I would almost certainly never have picked up a book with this title had I not happened to listen to a podcast interview with the author last October. In it, he says that his goal in writing the book was to engage the contemporary intellectually militant atheists such as Richard Dawkins, Sam Harris, Christopher Hitchens, Daniel Dennett, and Victor Stenger on their own turf, mounting a rational argument in favour of faith in general and Christianity in particular, demonstrating that there are no serious incompatibilities between the Bible and scientific theories such as evolution and the big bang, debunking overblown accounts of wrongs perpetrated in the name of religion such as the crusades, the inquisition, the persecution of Galileo, witch hunts, and religious wars in Europe, and arguing that the great mass murders of the twentieth century can be laid at the feet not of religion, but atheist regimes bent on building heaven on Earth. All this is a pretty tall order, especially for a book of just 304 pages of main text, but the author does a remarkably effective job of it. While I doubt the arguments presented here will sway those who have made a belligerent atheism central to their self esteem, many readers may be surprised to discover that the arguments of the atheists are nowhere near as one sided as their propaganda would suggest.

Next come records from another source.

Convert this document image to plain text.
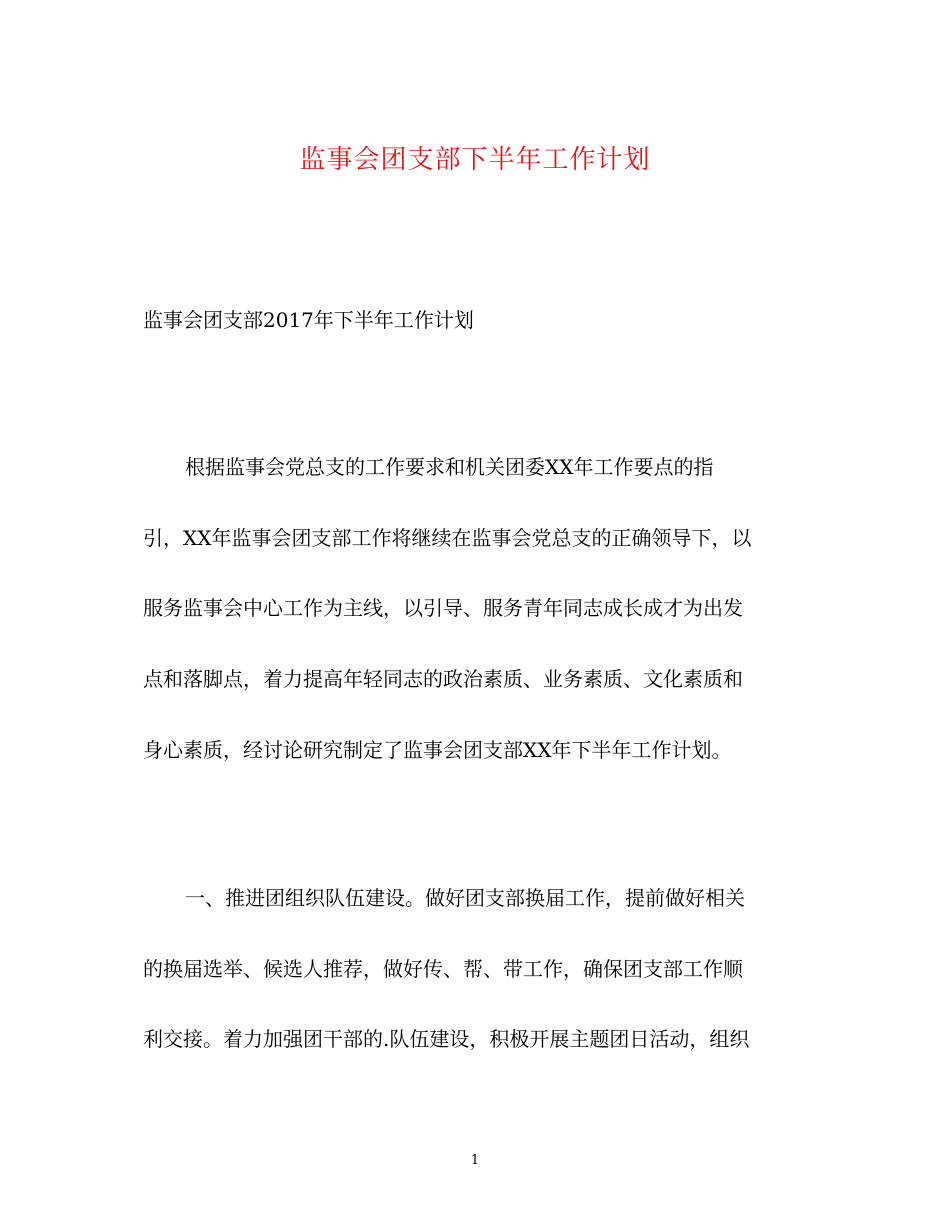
监事会团支部下半年工作计划
监事会团支部2017年下半年工作计划
根据监事会党总支的工作要求和机关团委XX年工作要点的指
引，XX年监事会团支部工作将继续在监事会党总支的正确领导下，以
服务监事会中心工作为主线，以引导、服务青年同志成长成才为出发
点和落脚点，着力提高年轻同志的政治素质、业务素质、文化素质和
身心素质，经讨论研究制定了监事会团支部XX年下半年工作计划。
一、推进团组织队伍建设。做好团支部换届工作，提前做好相关
的换届选举、候选人推荐，做好传、帮、带工作，确保团支部工作顺
利交接。着力加强团干部的.队伍建设，积极开展主题团日活动，组织
1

Another main theme of the book is identifying how many of the central components of Western civilisation: limited government, religious toleration, individualism, separation of church and state, respect for individual human rights, and the scientific method, all have their roots in the Judeo-Christian tradition, and how atheism and materialism can corrode these pillars supporting the culture which (rightly) allows the atheists the freedom to attack it. The author is neither a fundamentalist nor one who believes the Bible is true in a literal sense: he argues that when the scriptures are read, as most Christian scholars have understood them over two millennia, as using a variety of literary techniques to convey their message, there is no conflict between biblical accounts and modern science and, in some cases, the Bible seems to have anticipated recent discoveries. D'Souza believes that Darwinian evolution is not in conflict with the Bible and, while respectful of supporters of intelligent design, sees no need to invoke it. He zeroes in precisely on the key issue: that evolution cannot explain the origin of life since evolution can only operate on already living organisms upon which variation and selection can occur.

A good deal of the book can be read as a defence of religion in general against the arguments of atheism. Only in the last two chapters does he specifically make the case for the exceptionalism of Christianity. While polemicists such as Dawkins and Hitchens come across as angry, this book is written in a calm, self-confident tone and with such a limpid clarity that it is a joy to read. As one who has spent a good deal of time pondering the possibility that we may be living in a simulation created by an intelligent designer (“it isn't a universe; it's a science fair project”), this book surprised me as being 100% compatible with that view and provided several additional insights to expand my work in progress on the topic.